Quote: `You’re not listening to me, Cheryl. They’re dead already.`
“Except they’re clearly not. They’re walking around, they’re talking, they’re breathing. If you kill them, then they’re dead. And you’ll be held responsible.”
“I’m not planning to go public, obviously.`
Opinion: Despite being the seventh book following Jack Nightingale and – I assume – his adventures to stop devils taking over our world, I came to this book new to the series. After being assured I didn’t need to read the others, I still wasn’t sure if I would get lost. Thankfully, it could be read as a stand-alone book.
Jack Nightingale is an interesting character with what seems like a very interesting back story. It’s hard to comment on his development etc when you know the book is part of something bigger. But he was likeable and I genuinely wanted him to be able to defeat the devils – which has to count to something. Cheryl is a new character though, and I felt she was a relatable, likeable character. She worked well with both the civilised world and adapting to what was going on around her.

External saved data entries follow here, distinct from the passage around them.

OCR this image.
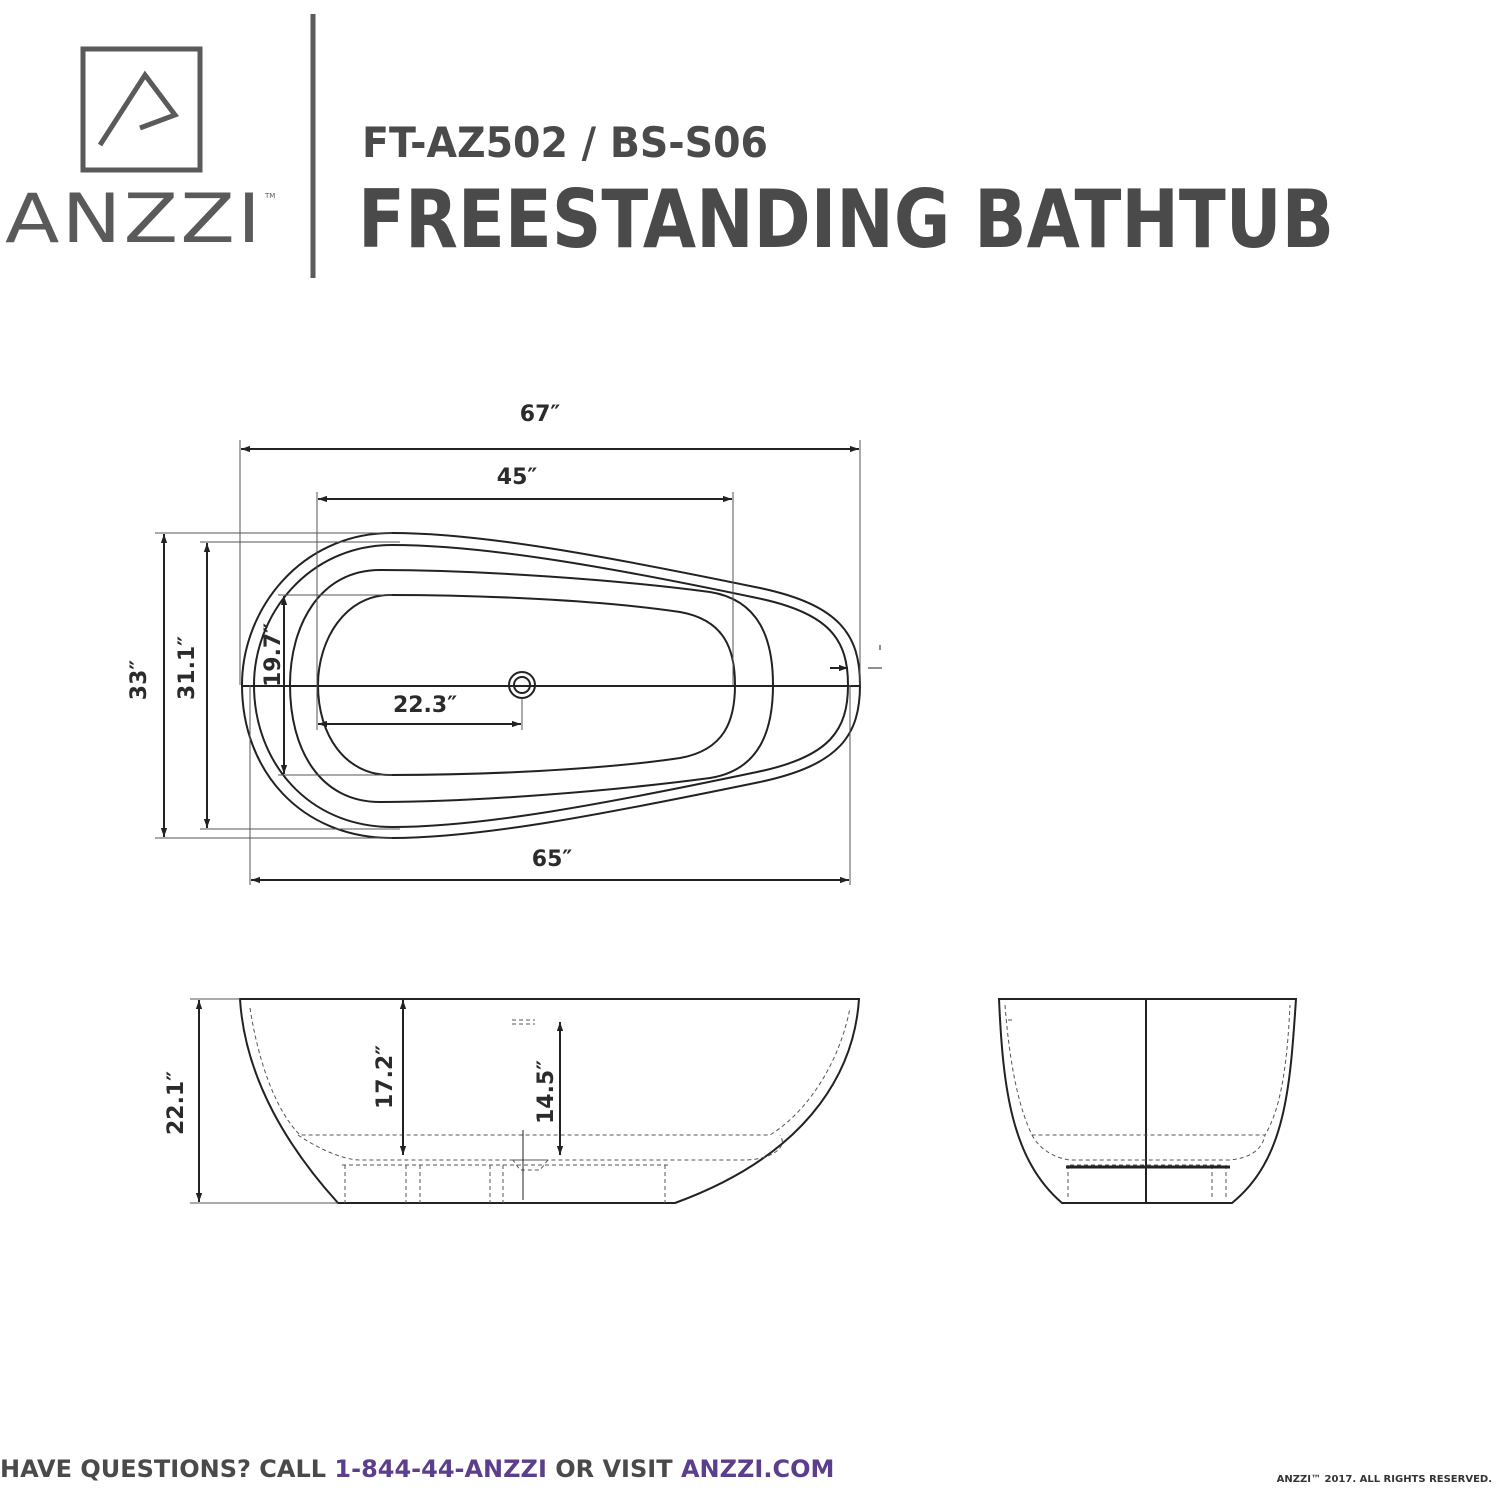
ANZZI TM
FT-AZ502 / BS-S06
FREESTANDING BATHTUB
67″
45″
65″
22.3″
33″ 31.1″	19.7″
22.1″	17.2″	14.5″
HAVE QUESTIONS? CALL 1-844-44-ANZZI OR VISIT ANZZI.COM	ANZZI™ 2017. ALL RIGHTS RESERVED.
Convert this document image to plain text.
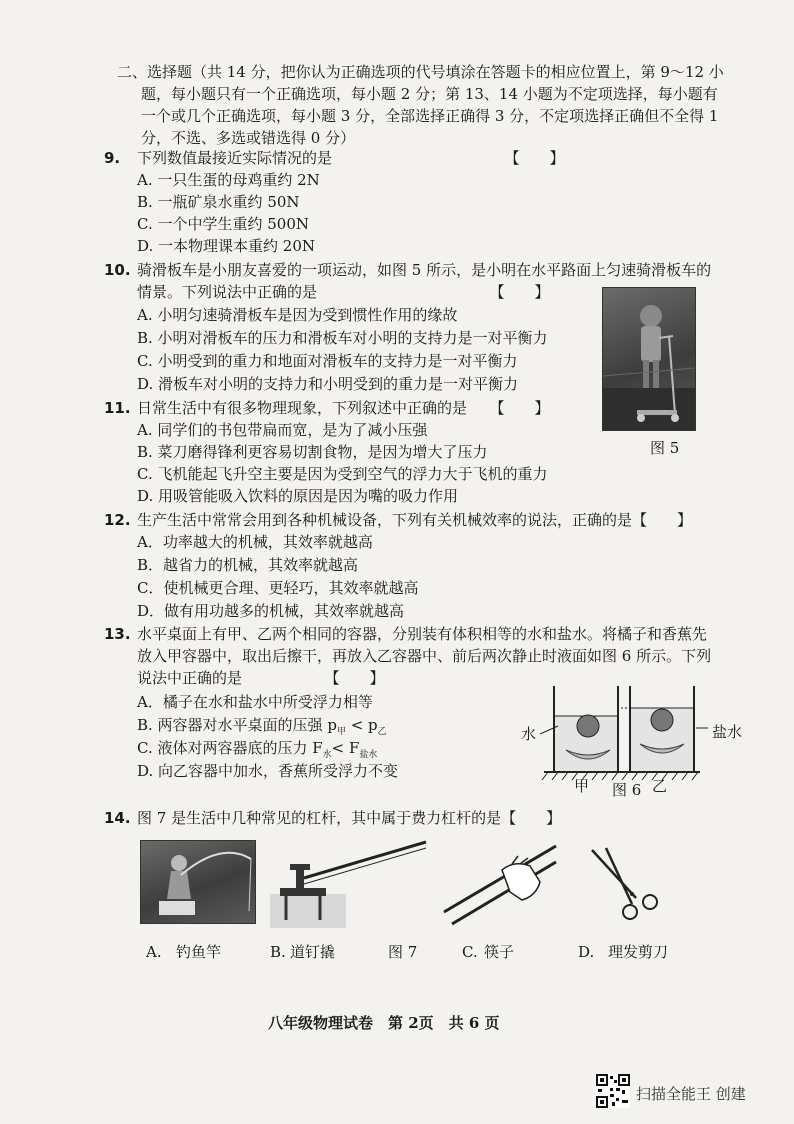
二、选择题（共 14 分，把你认为正确选项的代号填涂在答题卡的相应位置上，第 9～12 小
题，每小题只有一个正确选项，每小题 2 分；第 13、14 小题为不定项选择，每小题有
一个或几个正确选项，每小题 3 分，全部选择正确得 3 分，不定项选择正确但不全得 1
分，不选、多选或错选得 0 分）
9. 下列数值最接近实际情况的是　　　　　　　　　　　　【　　】
A. 一只生蛋的母鸡重约 2N
B. 一瓶矿泉水重约 50N
C. 一个中学生重约 500N
D. 一本物理课本重约 20N
10. 骑滑板车是小朋友喜爱的一项运动，如图 5 所示，是小明在水平路面上匀速骑滑板车的
情景。下列说法中正确的是　　　　　　　　　　　　【　　】
A. 小明匀速骑滑板车是因为受到惯性作用的缘故
B. 小明对滑板车的压力和滑板车对小明的支持力是一对平衡力
C. 小明受到的重力和地面对滑板车的支持力是一对平衡力
D. 滑板车对小明的支持力和小明受到的重力是一对平衡力
图 5
11. 日常生活中有很多物理现象，下列叙述中正确的是　　【　　】
A. 同学们的书包带扁而宽，是为了减小压强
B. 菜刀磨得锋利更容易切割食物，是因为增大了压力
C. 飞机能起飞升空主要是因为受到空气的浮力大于飞机的重力
D. 用吸管能吸入饮料的原因是因为嘴的吸力作用
12. 生产生活中常常会用到各种机械设备，下列有关机械效率的说法，正确的是【　　】
A．功率越大的机械，其效率就越高
B．越省力的机械，其效率就越高
C．使机械更合理、更轻巧，其效率就越高
D．做有用功越多的机械，其效率就越高
13. 水平桌面上有甲、乙两个相同的容器，分别装有体积相等的水和盐水。将橘子和香蕉先
放入甲容器中，取出后擦干，再放入乙容器中、前后两次静止时液面如图 6 所示。下列
说法中正确的是　　　　　　【　　】
A．橘子在水和盐水中所受浮力相等
B. 两容器对水平桌面的压强 $p_甲 < p_乙$
C. 液体对两容器底的压力 $F_水< F_{盐水}$
D. 向乙容器中加水，香蕉所受浮力不变
水	盐水
甲 图 6 乙
14. 图 7 是生活中几种常见的杠杆，其中属于费力杠杆的是【　　】
A. 钓鱼竿	B. 道钉撬	图 7	C. 筷子	D. 理发剪刀
八年级物理试卷　第 2页　共 6 页
扫描全能王 创建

The plot was interesting, although I’m sure it holds more power for those who have followed the whole story due to the links between the characters. However, I did have a bit of a problem reading it on the train. Some levels of violence in the book made me uncomfortable and literally made me squirm. When you don’t see that coming and you’re in the middle of a packed commuter train, it’s a hard reaction to disguise.
I generally don’t like high levels of unnecessary violence in a book – there are subtler ways of delivering a powerful point. The same was true here. Certain scenes made me uncomfortable reading and it detracted from the whole enjoyment of the book because I was on edge for the next gory part.
If the violence was toned down, it would have been a thoroughly enjoyable book. The scenes were people weren’t mutilated and genitals bitten off were enjoyable and the plot swept me up. But those scenes drew me back from the book and stopped me getting lost in the world that was created.
I still want to know more about Jack and his world though. An enjoyable book overall, but one to be read with caution and with a warning about the graphic scenes that take place.